De ce point de vue l’émotion apparaît comme symétrique, du point de vue de l’âme, de la douleur du point de vue du corps. Comme la douleur est une excitation des terminaisons nerveuses d’une intensité telle qu’elle en arrive à paralyser les facultés de l’esprit, l’émotion est une stimulation de l’affectivité d’une telle intensité qu’elle en arrive à paralyser le corps.
Faut-il alors fuir l’émotion comme on fuit la douleur ?
Il y a une dimension essentielle de l’émotivité qui est trop souvent négligée : c’est son orientation vers autrui. L’expression émotive vise toujours autrui, et jamais l’impression de solitude n’est si prégnante que lorsqu’il n’y a personne pour faire écho à notre manifestation émotive.
La vocation de l’émotion est d’être partagée, et il semble bien que c’est dans le partage qu’elle se surmonte. C’est dans la prise en compte par autrui de notre émotion que nous retrouvons l’accès au monde commun. Et cette résolution prend volontiers, lorsqu’on est en présence de l’autre, la dimension d’un mouvement physique vers lui (même si ce mouvement peut être agressif pour une émotion négative telle la colère)
L’émotion considérée en elle-même est un comportement réactif qui a tous les caractères de la primarité : irruption soudaine, imprévisibilité, disproportion, caractère incontrôlable, abolition du monde commun. Comment ces caractères parfaitement régressifs se concilient-ils avec le souci d’autrui ?
Le seul moyen de le comprendre est de faire l’hypothèse d’une empathie humaine fondamentale. Le mot « empathie », s’il ne redouble pas simplement le mot « sympathie », ne semble pouvoir prendre son sens propre que s’il désigne une connivence de sentiments entre les hommes plus générale, plus profonde, que les occurrences contingentes de la sympathie. Par son étymologie, empathie désigne le fait qu’on soit dans le même sentiment.

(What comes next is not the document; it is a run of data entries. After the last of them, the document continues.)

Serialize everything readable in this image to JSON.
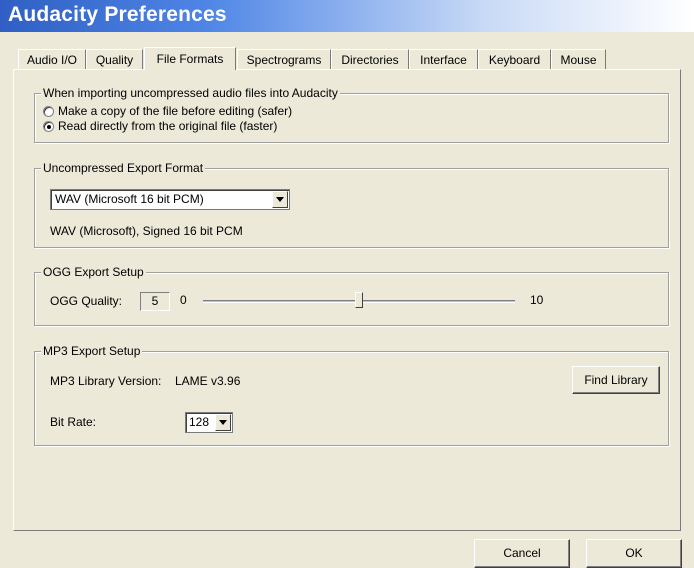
{
  "window": {
    "title": "Audacity Preferences"
  },
  "tabs": [
    {
      "label": "Audio I/O"
    },
    {
      "label": "Quality"
    },
    {
      "label": "File Formats"
    },
    {
      "label": "Spectrograms"
    },
    {
      "label": "Directories"
    },
    {
      "label": "Interface"
    },
    {
      "label": "Keyboard"
    },
    {
      "label": "Mouse"
    }
  ],
  "active_tab": "File Formats",
  "import_group": {
    "legend": "When importing uncompressed audio files into Audacity",
    "options": [
      {
        "label": "Make a copy of the file before editing (safer)",
        "selected": false
      },
      {
        "label": "Read directly from the original file (faster)",
        "selected": true
      }
    ]
  },
  "export_format": {
    "legend": "Uncompressed Export Format",
    "selected": "WAV (Microsoft 16 bit PCM)",
    "description": "WAV (Microsoft), Signed 16 bit PCM"
  },
  "ogg": {
    "legend": "OGG Export Setup",
    "quality_label": "OGG Quality:",
    "quality_value": "5",
    "min_label": "0",
    "max_label": "10",
    "slider_level": 0.5
  },
  "mp3": {
    "legend": "MP3 Export Setup",
    "version_label": "MP3 Library Version:",
    "version_value": "LAME v3.96",
    "find_library_label": "Find Library",
    "bitrate_label": "Bit Rate:",
    "bitrate_value": "128"
  },
  "buttons": {
    "cancel": "Cancel",
    "ok": "OK"
  },
  "colors": {
    "title_bar": "#2f5fc4",
    "dialog_background": "#ece9d8"
  }
}
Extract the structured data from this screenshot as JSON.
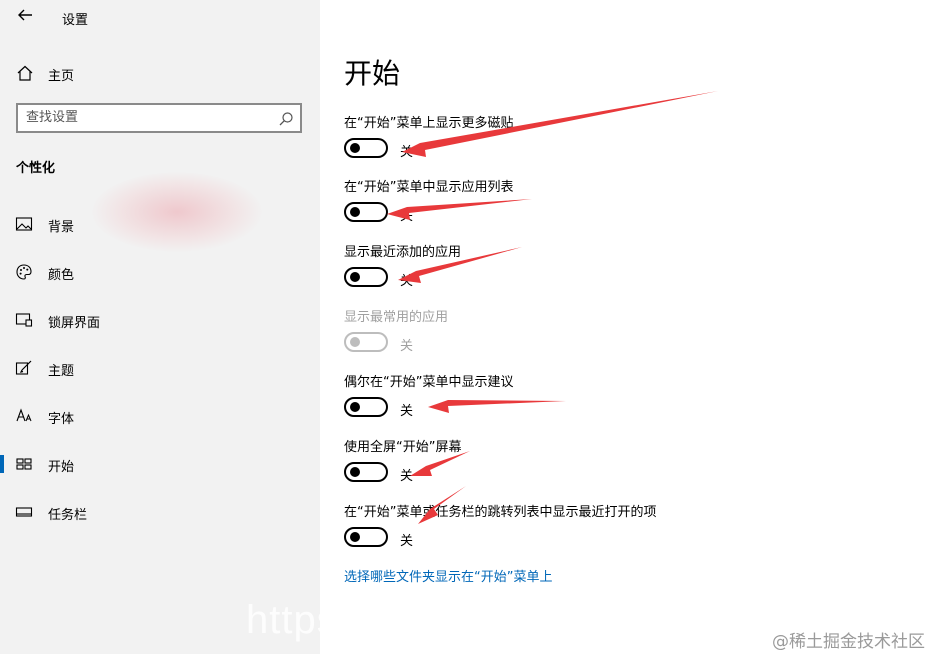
{
  "header": {
    "title": "设置"
  },
  "sidebar": {
    "home_label": "主页",
    "search": {
      "placeholder": "查找设置",
      "value": ""
    },
    "section_title": "个性化",
    "items": [
      {
        "label": "背景",
        "icon": "picture-icon"
      },
      {
        "label": "颜色",
        "icon": "palette-icon"
      },
      {
        "label": "锁屏界面",
        "icon": "lock-screen-icon"
      },
      {
        "label": "主题",
        "icon": "theme-brush-icon"
      },
      {
        "label": "字体",
        "icon": "font-icon"
      },
      {
        "label": "开始",
        "icon": "start-icon",
        "active": true
      },
      {
        "label": "任务栏",
        "icon": "taskbar-icon"
      }
    ]
  },
  "main": {
    "title": "开始",
    "settings": [
      {
        "label": "在“开始”菜单上显示更多磁贴",
        "state": "关",
        "on": false,
        "enabled": true
      },
      {
        "label": "在“开始”菜单中显示应用列表",
        "state": "关",
        "on": false,
        "enabled": true
      },
      {
        "label": "显示最近添加的应用",
        "state": "关",
        "on": false,
        "enabled": true
      },
      {
        "label": "显示最常用的应用",
        "state": "关",
        "on": false,
        "enabled": false
      },
      {
        "label": "偶尔在“开始”菜单中显示建议",
        "state": "关",
        "on": false,
        "enabled": true
      },
      {
        "label": "使用全屏“开始”屏幕",
        "state": "关",
        "on": false,
        "enabled": true
      },
      {
        "label": "在“开始”菜单或任务栏的跳转列表中显示最近打开的项",
        "state": "关",
        "on": false,
        "enabled": true
      }
    ],
    "folders_link": "选择哪些文件夹显示在“开始”菜单上"
  },
  "watermarks": {
    "left": "https",
    "right": "@稀土掘金技术社区"
  },
  "colors": {
    "accent": "#0067b8",
    "sidebar_bg": "#f2f2f2",
    "arrow": "#e8393b"
  }
}
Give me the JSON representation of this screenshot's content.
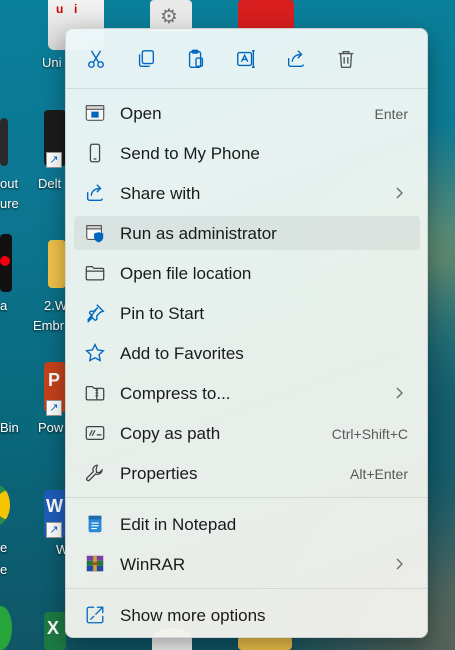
{
  "desktop": {
    "labels": [
      {
        "id": "uni",
        "text": "Uni"
      },
      {
        "id": "out",
        "text": "out"
      },
      {
        "id": "ure",
        "text": "ure"
      },
      {
        "id": "delt",
        "text": "Delt"
      },
      {
        "id": "a",
        "text": "a"
      },
      {
        "id": "two_w",
        "text": "2.W"
      },
      {
        "id": "embr",
        "text": "Embr"
      },
      {
        "id": "bin",
        "text": "Bin"
      },
      {
        "id": "pow",
        "text": "Pow"
      },
      {
        "id": "e",
        "text": "e"
      },
      {
        "id": "e2",
        "text": "e"
      },
      {
        "id": "w",
        "text": "W"
      }
    ]
  },
  "toolbar": {
    "buttons": [
      {
        "name": "cut",
        "icon": "scissors-icon"
      },
      {
        "name": "copy",
        "icon": "copy-icon"
      },
      {
        "name": "paste",
        "icon": "clipboard-icon"
      },
      {
        "name": "rename",
        "icon": "rename-icon"
      },
      {
        "name": "share",
        "icon": "share-icon"
      },
      {
        "name": "delete",
        "icon": "trash-icon"
      }
    ]
  },
  "menu": {
    "items": [
      {
        "label": "Open",
        "shortcut": "Enter",
        "icon": "app-window-icon"
      },
      {
        "label": "Send to My Phone",
        "shortcut": "",
        "icon": "phone-icon"
      },
      {
        "label": "Share with",
        "shortcut": "",
        "icon": "share-with-icon",
        "submenu": true
      },
      {
        "label": "Run as administrator",
        "shortcut": "",
        "icon": "uac-shield-icon"
      },
      {
        "label": "Open file location",
        "shortcut": "",
        "icon": "folder-icon"
      },
      {
        "label": "Pin to Start",
        "shortcut": "",
        "icon": "pin-icon"
      },
      {
        "label": "Add to Favorites",
        "shortcut": "",
        "icon": "star-icon"
      },
      {
        "label": "Compress to...",
        "shortcut": "",
        "icon": "zip-folder-icon",
        "submenu": true
      },
      {
        "label": "Copy as path",
        "shortcut": "Ctrl+Shift+C",
        "icon": "copy-path-icon"
      },
      {
        "label": "Properties",
        "shortcut": "Alt+Enter",
        "icon": "wrench-icon"
      },
      {
        "label": "Edit in Notepad",
        "shortcut": "",
        "icon": "notepad-icon"
      },
      {
        "label": "WinRAR",
        "shortcut": "",
        "icon": "winrar-icon",
        "submenu": true
      },
      {
        "label": "Show more options",
        "shortcut": "",
        "icon": "more-options-icon"
      }
    ]
  },
  "colors": {
    "accent": "#0067c0",
    "menu_text": "#1a1a1a",
    "shortcut_text": "#5a5a5a"
  }
}
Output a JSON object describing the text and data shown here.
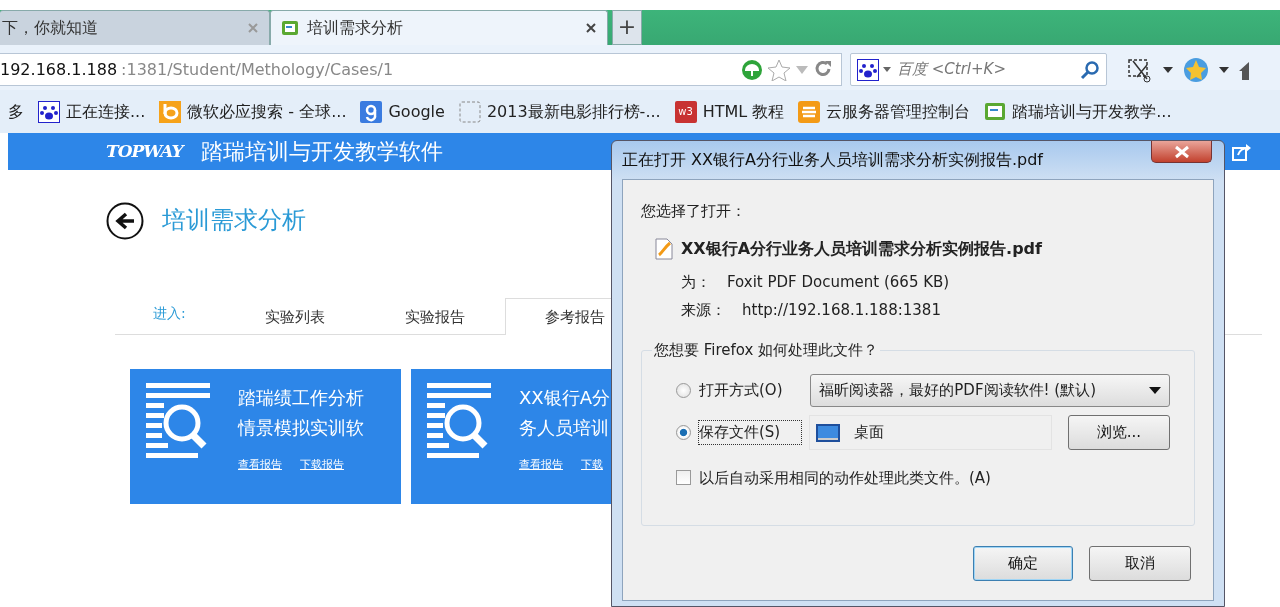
{
  "browser": {
    "tabs": [
      {
        "label": "下，你就知道",
        "selected": false
      },
      {
        "label": "培训需求分析",
        "selected": true
      }
    ],
    "new_tab": "+",
    "address": {
      "host": "192.168.1.188",
      "path": ":1381/Student/Methology/Cases/1"
    },
    "search": {
      "placeholder": "百度 <Ctrl+K>"
    },
    "bookmarks": [
      {
        "kind": "text",
        "label": "多"
      },
      {
        "kind": "paw",
        "label": "正在连接..."
      },
      {
        "kind": "bing",
        "label": "微软必应搜索 - 全球..."
      },
      {
        "kind": "google",
        "label": "Google"
      },
      {
        "kind": "blank",
        "label": "2013最新电影排行榜-..."
      },
      {
        "kind": "w3",
        "icon_text": "w3",
        "label": "HTML 教程"
      },
      {
        "kind": "cloud",
        "label": "云服务器管理控制台"
      },
      {
        "kind": "site",
        "label": "踏瑞培训与开发教学..."
      }
    ]
  },
  "header": {
    "logo_text": "TOPWAY",
    "title": "踏瑞培训与开发教学软件"
  },
  "page": {
    "title": "培训需求分析",
    "nav_label": "进入:",
    "tabs": [
      {
        "label": "实验列表",
        "selected": false
      },
      {
        "label": "实验报告",
        "selected": false
      },
      {
        "label": "参考报告",
        "selected": true
      }
    ],
    "cards": [
      {
        "title_lines": [
          "踏瑞绩工作分析",
          "情景模拟实训软"
        ],
        "links": [
          "查看报告",
          "下载报告"
        ]
      },
      {
        "title_lines": [
          "XX银行A分",
          "务人员培训"
        ],
        "links": [
          "查看报告",
          "下载"
        ]
      }
    ]
  },
  "dialog": {
    "title": "正在打开 XX银行A分行业务人员培训需求分析实例报告.pdf",
    "chosen_label": "您选择了打开：",
    "filename": "XX银行A分行业务人员培训需求分析实例报告.pdf",
    "type_label": "为：",
    "type_value": "Foxit PDF Document (665 KB)",
    "source_label": "来源：",
    "source_value": "http://192.168.1.188:1381",
    "group_label": "您想要 Firefox 如何处理此文件？",
    "options": [
      {
        "kind": "app",
        "label": "打开方式(O)",
        "selected": false,
        "value": "福昕阅读器，最好的PDF阅读软件! (默认)"
      },
      {
        "kind": "folder",
        "label": "保存文件(S)",
        "selected": true,
        "value": "桌面",
        "button": "浏览..."
      }
    ],
    "remember": {
      "label": "以后自动采用相同的动作处理此类文件。(A)",
      "checked": false
    },
    "buttons": [
      "确定",
      "取消"
    ]
  }
}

Or il semble qu’il y a une empathie essentielle entre les humains qui puisse être déduite génétiquement. L’événement de la naissance est nécessairement celui d’un vécu émotionnel intense et commun à la mère et à son enfant, entre l’épreuve vitalement périlleuse de la parturition et les retrouvailles des deux corps désormais séparés lorsque la mère prend le nouveau-né contre son sein. Il faut considérer l’expérience de cette communauté affective comme le pur modèle de l’empathie. Et si l’on prend garde que c’est cette empathie inaugurale qui ouvre l’accès au monde – le corps accueillant de la mère est le premier objet par lequel le nouveau-né entre positivement dans le monde – on comprend alors que notre monde est essentiellement humain et que l’empathie avec autrui en est un caractère constitutif (les philosophes, à la suite de Husserl, appellent d’un point de vue plus objectif – non psychologique – ce caractère l’intersubjectivité).

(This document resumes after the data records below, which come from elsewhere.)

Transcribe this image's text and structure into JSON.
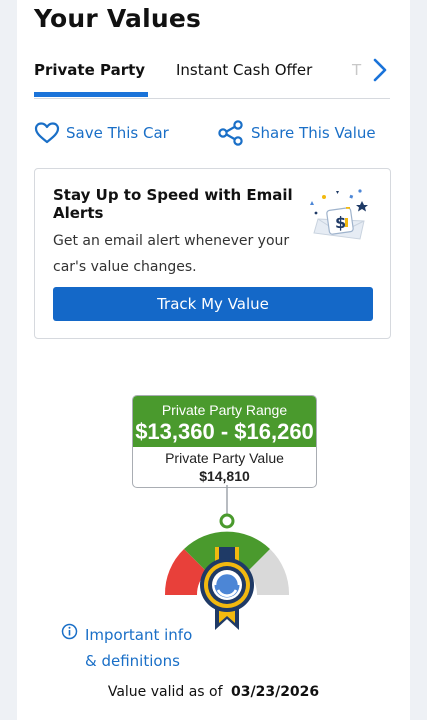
{
  "page": {
    "title": "Your Values"
  },
  "tabs": [
    {
      "label": "Private Party",
      "active": true
    },
    {
      "label": "Instant Cash Offer",
      "active": false
    },
    {
      "label": "T",
      "active": false
    }
  ],
  "actions": {
    "save_label": "Save This Car",
    "share_label": "Share This Value"
  },
  "alert_card": {
    "title": "Stay Up to Speed with Email Alerts",
    "text": "Get an email alert whenever your car's value changes.",
    "button_label": "Track My Value"
  },
  "valuation": {
    "range_label": "Private Party Range",
    "range_value": "$13,360 - $16,260",
    "value_label": "Private Party Value",
    "value": "$14,810"
  },
  "info_link": {
    "line1": "Important info",
    "line2": "& definitions"
  },
  "valid": {
    "prefix": "Value valid as of",
    "date": "03/23/2026"
  },
  "colors": {
    "accent": "#1a73d9",
    "button": "#1468c8",
    "range_green": "#4a9a2d",
    "gauge_red": "#e8403a",
    "gauge_green": "#4a9a2d",
    "gauge_gray": "#d9d9d9",
    "ribbon_navy": "#1f3a66",
    "ribbon_gold": "#f2b90f"
  }
}
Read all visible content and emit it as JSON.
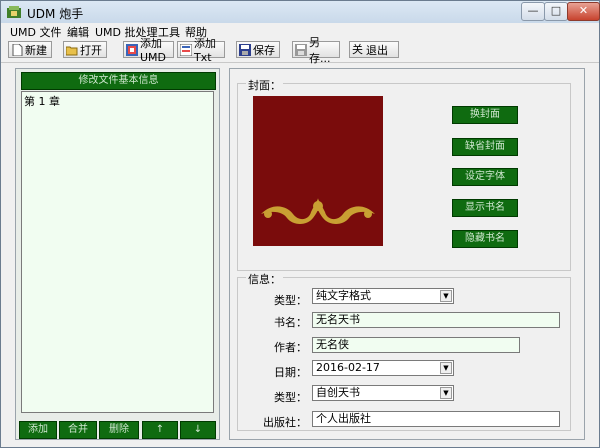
{
  "window": {
    "title": "UDM 炮手",
    "min": "—",
    "max": "□",
    "close": "✕"
  },
  "menu": [
    "UMD 文件",
    "编辑",
    "UMD 批处理",
    "工具",
    "帮助"
  ],
  "toolbar": {
    "new": "新建",
    "open": "打开",
    "add_umd": "添加UMD",
    "add_txt": "添加Txt",
    "save": "保存",
    "save_as": "另存...",
    "exit": "退出"
  },
  "left": {
    "header": "修改文件基本信息",
    "chapters": [
      "第 1 章"
    ],
    "buttons": {
      "add": "添加",
      "merge": "合并",
      "delete": "删除",
      "up": "↑",
      "down": "↓"
    }
  },
  "cover": {
    "legend": "封面：",
    "change": "换封面",
    "default": "缺省封面",
    "font": "设定字体",
    "show_title": "显示书名",
    "hide_title": "隐藏书名"
  },
  "info": {
    "legend": "信息：",
    "type_label": "类型：",
    "type_value": "纯文字格式",
    "name_label": "书名：",
    "name_value": "无名天书",
    "author_label": "作者：",
    "author_value": "无名侠",
    "date_label": "日期：",
    "date_value": "2016-02-17",
    "category_label": "类型：",
    "category_value": "自创天书",
    "publisher_label": "出版社：",
    "publisher_value": "个人出版社"
  },
  "colors": {
    "accent_green": "#0f6b10",
    "cover_red": "#7a0c0c",
    "ornament_gold": "#c9a033"
  },
  "icons": [
    "app-icon",
    "new-icon",
    "open-icon",
    "add-umd-icon",
    "add-txt-icon",
    "save-icon",
    "save-as-icon",
    "exit-icon"
  ]
}
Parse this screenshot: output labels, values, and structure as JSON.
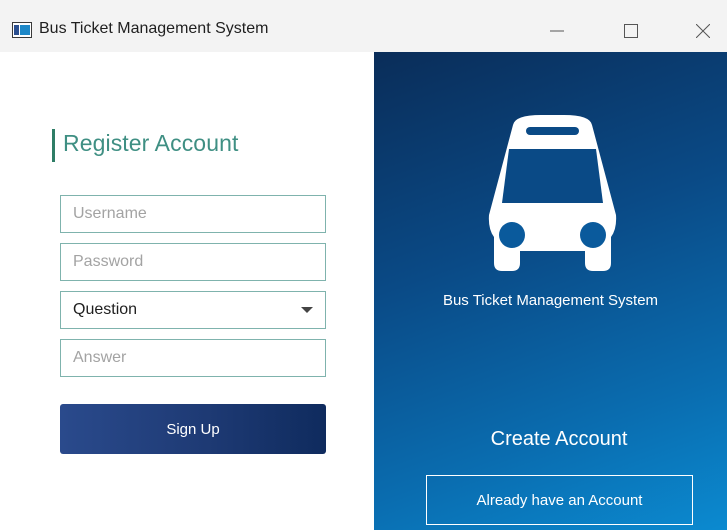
{
  "window": {
    "title": "Bus Ticket Management System"
  },
  "register": {
    "heading": "Register Account",
    "username_placeholder": "Username",
    "password_placeholder": "Password",
    "question_value": "Question",
    "answer_placeholder": "Answer",
    "signup_label": "Sign Up"
  },
  "brand": {
    "icon": "bus-icon",
    "system_name": "Bus Ticket Management System",
    "create_label": "Create Account",
    "login_link_label": "Already have an Account"
  },
  "colors": {
    "accent": "#3f8f83",
    "button": "#1e3a74",
    "panel_top": "#0a2d59",
    "panel_bottom": "#0b8ad0"
  }
}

Au fond toute émotion retrouve peu ou prou l’émotion primitive, celle du nouveau-né. C’est pourquoi elle tend à en reproduire la séquence en réactivant l’empathie d’alors, ce qui permet à l’ému de retrouver le monde commun des hommes.
Donc l’émotion est un sentiment excessivement intense au point de faire perdre à l’individu sa maîtrise de soi, de produire des symptômes physiques anormaux et d’altérer son rapport au monde. Il trouve sa résolution dans le partage avec autrui, réactivant par là une empathie humaine fondamentale.

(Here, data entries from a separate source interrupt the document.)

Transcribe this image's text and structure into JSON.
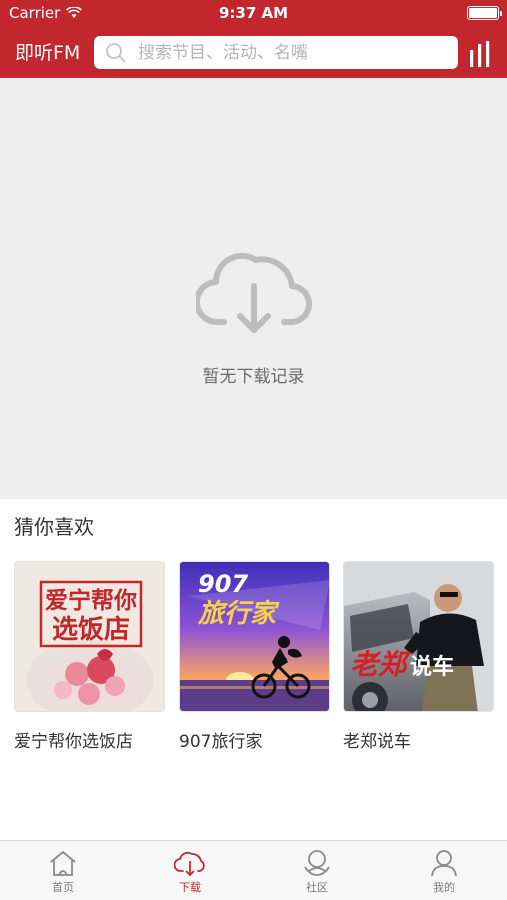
{
  "status_bar": {
    "carrier": "Carrier",
    "time": "9:37 AM"
  },
  "header": {
    "brand": "即听FM",
    "search_placeholder": "搜索节目、活动、名嘴",
    "accent_color": "#c1272d"
  },
  "empty_state": {
    "icon": "cloud-download-icon",
    "text": "暂无下载记录"
  },
  "recommend": {
    "title": "猜你喜欢",
    "items": [
      {
        "label": "爱宁帮你选饭店",
        "cover_text": "爱宁帮你选饭店"
      },
      {
        "label": "907旅行家",
        "cover_text_top": "907",
        "cover_text_bottom": "旅行家"
      },
      {
        "label": "老郑说车",
        "cover_text_a": "老郑",
        "cover_text_b": "说车"
      }
    ]
  },
  "tabs": [
    {
      "label": "首页",
      "icon": "home-icon",
      "active": false
    },
    {
      "label": "下载",
      "icon": "cloud-download-icon",
      "active": true
    },
    {
      "label": "社区",
      "icon": "community-icon",
      "active": false
    },
    {
      "label": "我的",
      "icon": "user-icon",
      "active": false
    }
  ]
}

Ne peut-on pas s'appuyer sur cette base de compréhension de l’émotion pour se poser de manière féconde la question : « Que faire de nos émotions aujourd’hui ? », « aujourd’hui », c’est-à-dire dans cette société de la modernité tardive – celle où l’on baigne dans un fleuve des biens marchands tout en parlant d’impasse écologique, d’emprise de l’intelligence artificielle, et d’avenir transhumaniste ?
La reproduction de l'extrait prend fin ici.